Mittlerweile existieren mit dem „Young Diagnostical Questionnaire“ (YDQ), dem „Internet Addiction Test“ (IAT) und der „Compulsive Internet Use Scale“ (CIUS) auch Übersetzungen international verbreiteter Fragebögen, sowie mit der Skala „Assessment of internet and computer game addiction“ (AICA-S) und der „Computerspielabhängigkeitsskala“ (CSAS, für

„Internet Gaming Disorder“) auch respektable deutschsprachige Konstruktionen, die allerdings außerhalb Deutschlands nicht im Gebrauch sind (vgl. Kapitel 4.2). Die bislang weltweit einzige Behandlungsleitlinie der Indian Psychiatric Society (Chand, Kandasamy &

Murthy, 2016, S.226) empfiehlt wegen ihrer internationalen Verbreitung und der Verwendung in unterschiedlichen Forschergruppen die Fragebögen YDQ, IAT und CIUS. Allerdings fordern sie für diese Fragebögen weitere psychometrische Studien. Es wäre wünschenswert, wenn sich die deutschen Konstrukteure der bislang international noch nicht verbreiteten Instrumente nach Möglichkeit noch stärker um internationale Kooperationen bemühen würden. Es wäre weiter wünschenswert, wenn eine Forschergruppe die psychometrischen Stärken und Schwächen der verschiedenen Instrumente differenziert herausarbeiten könnte.

Insgesamt sind die Weiterentwicklungen im Bereich der psychologischen Fragebögen seit der Studie von Petersen & Thomasius (2010) allerdings als beträchtliche Fortschritte zu würdigen.

Möglicherweise wird es in näherer Zukunft zusätzlich einen diagnostischen Fragebogen der Weltgesundheitsorganisation geben, da die WHO eine Gruppe von Experten mit der Entwicklung eines standardisierten Fragebogens beauftragt hat (WHO, 2015, S.22).

Diagnostik: Der lange Weg zu einer Diagnose für internetbasiertes Suchtverhalten

Nachdem das DSM-5 keine Diagnose für internetbasiertes Suchtverhalten aufgenommen hatte, aber immerhin für „Internet Gaming Disorder“ Forschungskriterien formuliert hatte, werden die Erwartungen an diagnostische Kriterien in der zukünftigen ICD-11 geringer.

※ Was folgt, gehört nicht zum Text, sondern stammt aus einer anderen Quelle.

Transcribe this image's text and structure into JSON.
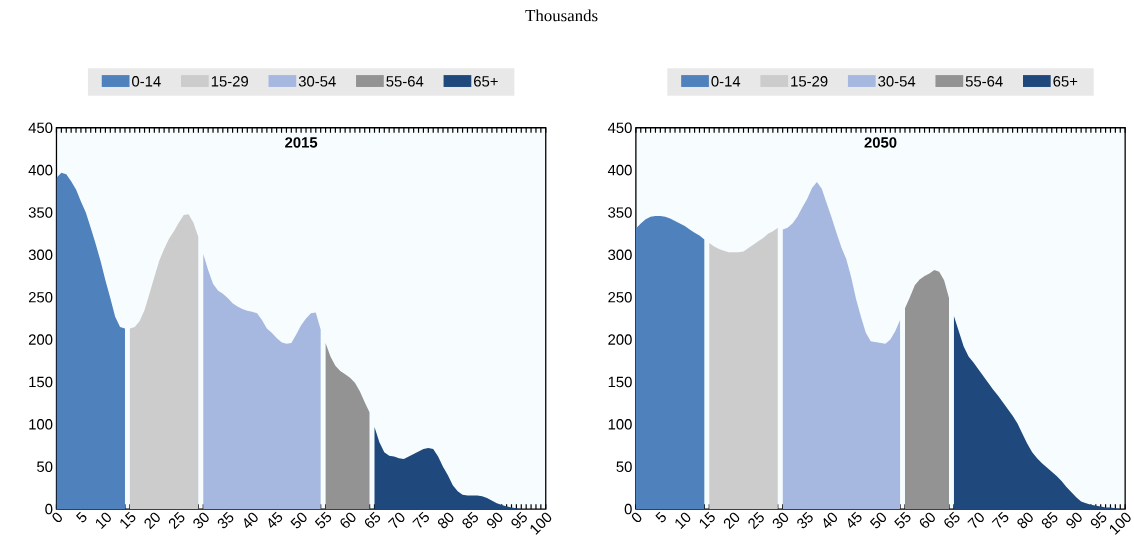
{
  "chart_data": [
    {
      "type": "area",
      "title": "2015",
      "annotations": [
        "Thousands"
      ],
      "xlim": [
        0,
        100
      ],
      "ylim": [
        0,
        450
      ],
      "xticks": [
        0,
        5,
        10,
        15,
        20,
        25,
        30,
        35,
        40,
        45,
        50,
        55,
        60,
        65,
        70,
        75,
        80,
        85,
        90,
        95,
        100
      ],
      "yticks": [
        0,
        50,
        100,
        150,
        200,
        250,
        300,
        350,
        400,
        450
      ],
      "legend": "top",
      "grid": false,
      "series": [
        {
          "name": "0-14",
          "color": "#4f81bd",
          "x": [
            0,
            1,
            2,
            3,
            4,
            5,
            6,
            7,
            8,
            9,
            10,
            11,
            12,
            13,
            14
          ],
          "values": [
            391,
            397,
            395,
            387,
            377,
            363,
            350,
            332,
            313,
            293,
            270,
            249,
            227,
            215,
            213
          ]
        },
        {
          "name": "15-29",
          "color": "#cccccc",
          "x": [
            15,
            16,
            17,
            18,
            19,
            20,
            21,
            22,
            23,
            24,
            25,
            26,
            27,
            28,
            29
          ],
          "values": [
            213,
            215,
            222,
            235,
            254,
            274,
            293,
            307,
            319,
            328,
            338,
            347,
            348,
            338,
            321
          ]
        },
        {
          "name": "30-54",
          "color": "#a7b8e0",
          "x": [
            30,
            31,
            32,
            33,
            34,
            35,
            36,
            37,
            38,
            39,
            40,
            41,
            42,
            43,
            44,
            45,
            46,
            47,
            48,
            49,
            50,
            51,
            52,
            53,
            54
          ],
          "values": [
            301,
            282,
            266,
            258,
            254,
            249,
            243,
            239,
            236,
            234,
            233,
            231,
            223,
            213,
            208,
            202,
            197,
            195,
            196,
            206,
            217,
            225,
            231,
            232,
            212
          ]
        },
        {
          "name": "55-64",
          "color": "#939393",
          "x": [
            55,
            56,
            57,
            58,
            59,
            60,
            61,
            62,
            63,
            64
          ],
          "values": [
            196,
            180,
            169,
            163,
            159,
            155,
            149,
            139,
            126,
            114
          ]
        },
        {
          "name": "65+",
          "color": "#1f497d",
          "x": [
            65,
            66,
            67,
            68,
            69,
            70,
            71,
            72,
            73,
            74,
            75,
            76,
            77,
            78,
            79,
            80,
            81,
            82,
            83,
            84,
            85,
            86,
            87,
            88,
            89,
            90,
            91,
            92,
            93,
            94,
            95,
            96,
            97,
            98,
            99,
            100
          ],
          "values": [
            97,
            79,
            67,
            63,
            62,
            60,
            59,
            62,
            65,
            68,
            71,
            72,
            71,
            62,
            50,
            40,
            28,
            21,
            17,
            16,
            16,
            16,
            15,
            13,
            10,
            7,
            5,
            3,
            2,
            1,
            0,
            0,
            0,
            0,
            0,
            0
          ]
        }
      ]
    },
    {
      "type": "area",
      "title": "2050",
      "xlim": [
        0,
        100
      ],
      "ylim": [
        0,
        450
      ],
      "xticks": [
        0,
        5,
        10,
        15,
        20,
        25,
        30,
        35,
        40,
        45,
        50,
        55,
        60,
        65,
        70,
        75,
        80,
        85,
        90,
        95,
        100
      ],
      "yticks": [
        0,
        50,
        100,
        150,
        200,
        250,
        300,
        350,
        400,
        450
      ],
      "legend": "top",
      "grid": false,
      "series": [
        {
          "name": "0-14",
          "color": "#4f81bd",
          "x": [
            0,
            1,
            2,
            3,
            4,
            5,
            6,
            7,
            8,
            9,
            10,
            11,
            12,
            13,
            14
          ],
          "values": [
            331,
            337,
            342,
            345,
            346,
            346,
            345,
            343,
            340,
            337,
            334,
            330,
            326,
            323,
            318
          ]
        },
        {
          "name": "15-29",
          "color": "#cccccc",
          "x": [
            15,
            16,
            17,
            18,
            19,
            20,
            21,
            22,
            23,
            24,
            25,
            26,
            27,
            28,
            29
          ],
          "values": [
            314,
            310,
            307,
            305,
            303,
            303,
            303,
            304,
            308,
            312,
            316,
            320,
            325,
            328,
            332
          ]
        },
        {
          "name": "30-54",
          "color": "#a7b8e0",
          "x": [
            30,
            31,
            32,
            33,
            34,
            35,
            36,
            37,
            38,
            39,
            40,
            41,
            42,
            43,
            44,
            45,
            46,
            47,
            48,
            49,
            50,
            51,
            52,
            53,
            54
          ],
          "values": [
            330,
            332,
            337,
            345,
            356,
            366,
            379,
            386,
            378,
            361,
            344,
            326,
            309,
            295,
            274,
            248,
            227,
            208,
            198,
            197,
            196,
            195,
            200,
            210,
            223
          ]
        },
        {
          "name": "55-64",
          "color": "#939393",
          "x": [
            55,
            56,
            57,
            58,
            59,
            60,
            61,
            62,
            63,
            64
          ],
          "values": [
            237,
            250,
            264,
            271,
            275,
            278,
            282,
            280,
            270,
            249
          ]
        },
        {
          "name": "65+",
          "color": "#1f497d",
          "x": [
            65,
            66,
            67,
            68,
            69,
            70,
            71,
            72,
            73,
            74,
            75,
            76,
            77,
            78,
            79,
            80,
            81,
            82,
            83,
            84,
            85,
            86,
            87,
            88,
            89,
            90,
            91,
            92,
            93,
            94,
            95,
            96,
            97,
            98,
            99,
            100
          ],
          "values": [
            228,
            210,
            192,
            180,
            173,
            165,
            157,
            149,
            141,
            134,
            126,
            118,
            110,
            101,
            89,
            77,
            67,
            60,
            54,
            49,
            44,
            39,
            33,
            26,
            20,
            14,
            9,
            7,
            5,
            4,
            3,
            2,
            2,
            1,
            0,
            0
          ]
        }
      ]
    }
  ]
}
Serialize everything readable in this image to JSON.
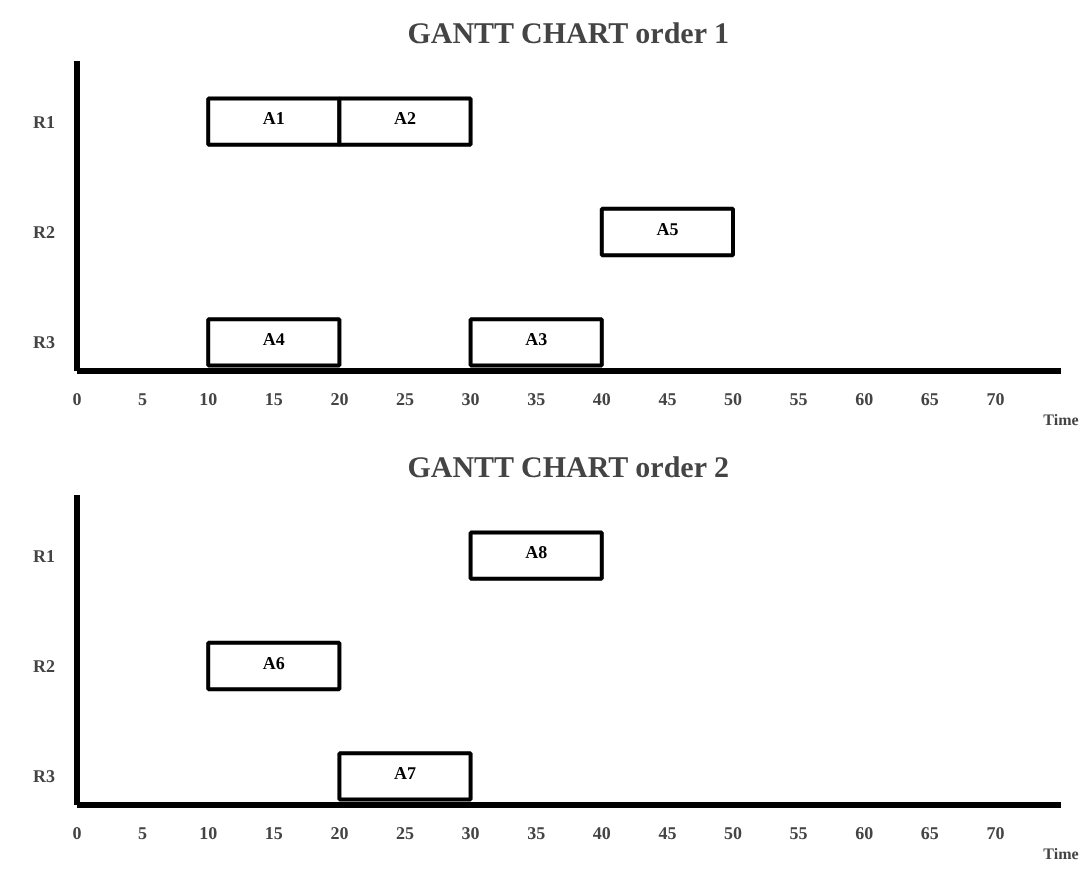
{
  "chart_data": [
    {
      "type": "bar",
      "orientation": "horizontal",
      "title": "GANTT CHART order 1",
      "xlabel": "Time",
      "categories": [
        "R1",
        "R2",
        "R3"
      ],
      "xlim": [
        0,
        75
      ],
      "xticks": [
        0,
        5,
        10,
        15,
        20,
        25,
        30,
        35,
        40,
        45,
        50,
        55,
        60,
        65,
        70
      ],
      "grid": false,
      "series": [
        {
          "name": "A1",
          "color": "#ffffff",
          "base": [
            10,
            null,
            null
          ],
          "values": [
            10,
            null,
            null
          ]
        },
        {
          "name": "A2",
          "color": "#ffffff",
          "base": [
            20,
            null,
            null
          ],
          "values": [
            10,
            null,
            null
          ]
        },
        {
          "name": "A3",
          "color": "#ffffff",
          "base": [
            null,
            null,
            30
          ],
          "values": [
            null,
            null,
            10
          ]
        },
        {
          "name": "A4",
          "color": "#ffffff",
          "base": [
            null,
            null,
            10
          ],
          "values": [
            null,
            null,
            10
          ]
        },
        {
          "name": "A5",
          "color": "#ffffff",
          "base": [
            null,
            40,
            null
          ],
          "values": [
            null,
            10,
            null
          ]
        }
      ]
    },
    {
      "type": "bar",
      "orientation": "horizontal",
      "title": "GANTT CHART order 2",
      "xlabel": "Time",
      "categories": [
        "R1",
        "R2",
        "R3"
      ],
      "xlim": [
        0,
        75
      ],
      "xticks": [
        0,
        5,
        10,
        15,
        20,
        25,
        30,
        35,
        40,
        45,
        50,
        55,
        60,
        65,
        70
      ],
      "grid": false,
      "series": [
        {
          "name": "A8",
          "color": "#ffffff",
          "base": [
            30,
            null,
            null
          ],
          "values": [
            10,
            null,
            null
          ]
        },
        {
          "name": "A6",
          "color": "#ffffff",
          "base": [
            null,
            10,
            null
          ],
          "values": [
            null,
            10,
            null
          ]
        },
        {
          "name": "A7",
          "color": "#ffffff",
          "base": [
            null,
            null,
            20
          ],
          "values": [
            null,
            null,
            10
          ]
        }
      ]
    }
  ]
}
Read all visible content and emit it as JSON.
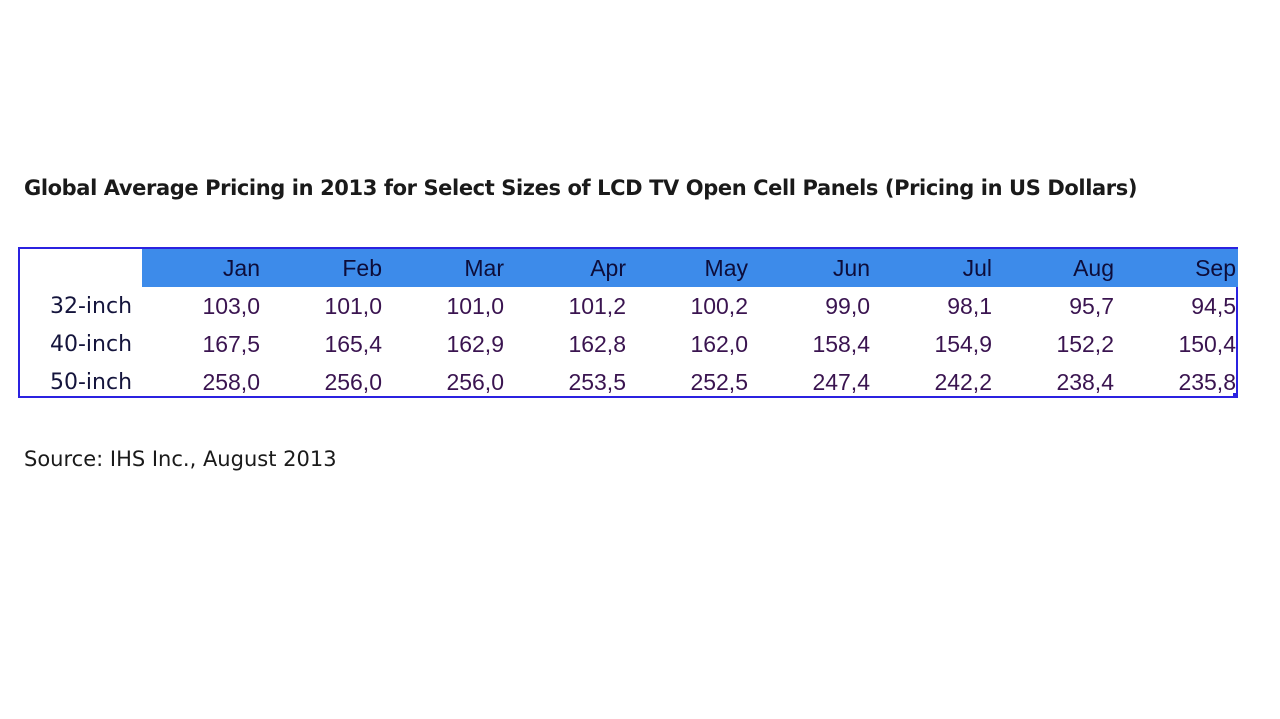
{
  "chart_data": {
    "type": "table",
    "title": "Global Average Pricing in 2013 for Select Sizes of LCD TV Open Cell Panels (Pricing in US Dollars)",
    "columns": [
      "Jan",
      "Feb",
      "Mar",
      "Apr",
      "May",
      "Jun",
      "Jul",
      "Aug",
      "Sep"
    ],
    "rows": [
      {
        "label": "32-inch",
        "values": [
          "103,0",
          "101,0",
          "101,0",
          "101,2",
          "100,2",
          "99,0",
          "98,1",
          "95,7",
          "94,5"
        ]
      },
      {
        "label": "40-inch",
        "values": [
          "167,5",
          "165,4",
          "162,9",
          "162,8",
          "162,0",
          "158,4",
          "154,9",
          "152,2",
          "150,4"
        ]
      },
      {
        "label": "50-inch",
        "values": [
          "258,0",
          "256,0",
          "256,0",
          "253,5",
          "252,5",
          "247,4",
          "242,2",
          "238,4",
          "235,8"
        ]
      }
    ],
    "source": "Source: IHS Inc., August 2013"
  },
  "colors": {
    "header_band": "#3d8bea",
    "border": "#2b22e0",
    "cell_text": "#3a1450"
  }
}
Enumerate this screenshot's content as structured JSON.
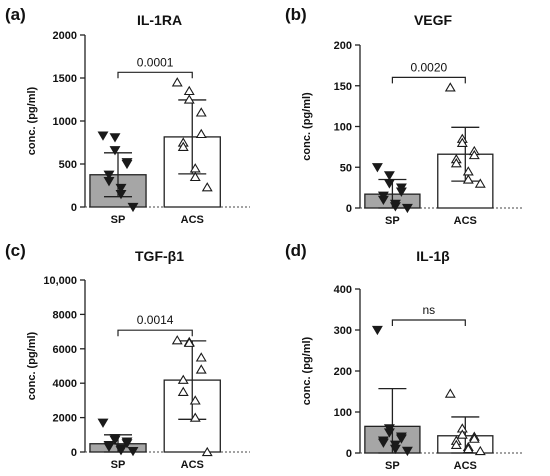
{
  "chart_data": [
    {
      "type": "bar",
      "panel_label": "(a)",
      "title": "IL-1RA",
      "ylabel": "conc. (pg/ml)",
      "ylim": [
        0,
        2000
      ],
      "yticks": [
        0,
        500,
        1000,
        1500,
        2000
      ],
      "ytick_labels": [
        "0",
        "500",
        "1000",
        "1500",
        "2000"
      ],
      "categories": [
        "SP",
        "ACS"
      ],
      "values": [
        375,
        815
      ],
      "sd": [
        255,
        430
      ],
      "points": [
        [
          830,
          810,
          660,
          520,
          500,
          375,
          300,
          220,
          150,
          0
        ],
        [
          1450,
          1350,
          1250,
          1100,
          850,
          750,
          700,
          450,
          350,
          230
        ]
      ],
      "comparison": "0.0001",
      "bar_colors": [
        "#a6a6a6",
        "#ffffff"
      ]
    },
    {
      "type": "bar",
      "panel_label": "(b)",
      "title": "VEGF",
      "ylabel": "conc. (pg/ml)",
      "ylim": [
        0,
        200
      ],
      "yticks": [
        0,
        50,
        100,
        150,
        200
      ],
      "ytick_labels": [
        "0",
        "50",
        "100",
        "150",
        "200"
      ],
      "categories": [
        "SP",
        "ACS"
      ],
      "values": [
        17,
        66
      ],
      "sd": [
        18,
        33
      ],
      "points": [
        [
          50,
          40,
          30,
          25,
          20,
          15,
          10,
          5,
          2,
          0
        ],
        [
          148,
          85,
          80,
          70,
          65,
          60,
          55,
          45,
          35,
          30
        ]
      ],
      "comparison": "0.0020",
      "bar_colors": [
        "#a6a6a6",
        "#ffffff"
      ]
    },
    {
      "type": "bar",
      "panel_label": "(c)",
      "title": "TGF-β1",
      "ylabel": "conc. (pg/ml)",
      "ylim": [
        0,
        10000
      ],
      "yticks": [
        0,
        2000,
        4000,
        6000,
        8000,
        10000
      ],
      "ytick_labels": [
        "0",
        "2000",
        "4000",
        "6000",
        "8000",
        "10,000"
      ],
      "categories": [
        "SP",
        "ACS"
      ],
      "values": [
        480,
        4180
      ],
      "sd": [
        520,
        2280
      ],
      "points": [
        [
          1700,
          800,
          700,
          600,
          500,
          400,
          300,
          200,
          100,
          50
        ],
        [
          6500,
          6400,
          6350,
          5500,
          4800,
          4200,
          3500,
          3000,
          2000,
          0
        ]
      ],
      "comparison": "0.0014",
      "bar_colors": [
        "#a6a6a6",
        "#ffffff"
      ]
    },
    {
      "type": "bar",
      "panel_label": "(d)",
      "title": "IL-1β",
      "ylabel": "conc. (pg/ml)",
      "ylim": [
        0,
        400
      ],
      "yticks": [
        0,
        100,
        200,
        300,
        400
      ],
      "ytick_labels": [
        "0",
        "100",
        "200",
        "300",
        "400"
      ],
      "categories": [
        "SP",
        "ACS"
      ],
      "values": [
        65,
        42
      ],
      "sd": [
        92,
        46
      ],
      "points": [
        [
          300,
          60,
          50,
          40,
          35,
          30,
          25,
          20,
          10,
          5
        ],
        [
          145,
          60,
          45,
          40,
          35,
          30,
          20,
          15,
          10,
          5
        ]
      ],
      "comparison": "ns",
      "bar_colors": [
        "#a6a6a6",
        "#ffffff"
      ]
    }
  ]
}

Wie Grant et al. (2014) lässt auch die Publikation der WHO (2015) eher keine diesbezüglichen Kriterien in der ICD-11 erwarten. Zwar wird die Problematik internetbasierten Suchtverhaltens in fernöstlichen Staaten wie China, Taiwan und Korea intensiv diskutiert, etwas abgeschwächt in Europa und den USA und wurde 2015 die Problematik internetbasierten Suchtverhaltens sogar auf der Konferenz der Gesundheitsminister der islamischen Staaten als dringlich Maßnahmen (z.B. der Prävention) erfordernd beschrieben (ICHM, 2015, S.6.), die WHO allerdings scheint dem bisher erreichten Forschungsstand und insbesondere den diagnostischen Instrumenten weitgehend zu skeptisch gegenüberzustehen, um daraus konkrete Konsequenzen für die ICD-11 ableiten zu können.

Die im Rahmen dieser Studie befragten, in die ICD-11-Entwicklung involvierten Personen entschieden sich mehrheitlich ebenfalls gegen eine Aufnahme des internetbasierten

Suchtverhaltens in die ICD-11. Da sich DSM und ICD in Schritten von mehreren Jahrzehnten durch die Geschichte bewegen, bleibt die Frage, ob dann ein Abwarten ein geeigneter Umgang mit der Problematik sein kann.

In den Befragungen der vorliegenden Studie wurden von den Beratungs- und Behandlungseinrichtungen aber auch den Fachgesellschaften Bedarfe hinsichtlich einer Klärung der diagnostischen Situation des internetbasierten Suchtverhaltens formuliert. Eine derartige Klärung ist ohne die Vorgaben der diagnostischen Manuale DSM und insbesondere ICD nur als Erarbeitung provisorischer Kriterien in einem breit angelegten Konsensverfahren vorstellbar. Ein derartiger Konsens wäre im Sinne der Betroffenen nur dann ein Zugewinn, wenn er weiterhin das ganze Spektrum der bewährten ambulanten und stationären Behandlungsformen zulassen und ihre Finanzierung erleichtern würde. Zusätzlich sollten von internetbasiertem Suchtverhalten Betroffene nicht durch ein Gebot von in diesem Falle schwer zu definierender „Abstinenz“ von der Richtlinien-Psychotherapie (Gemeinsamer Bundesausschuss, 2016) ausgeschlossen werden.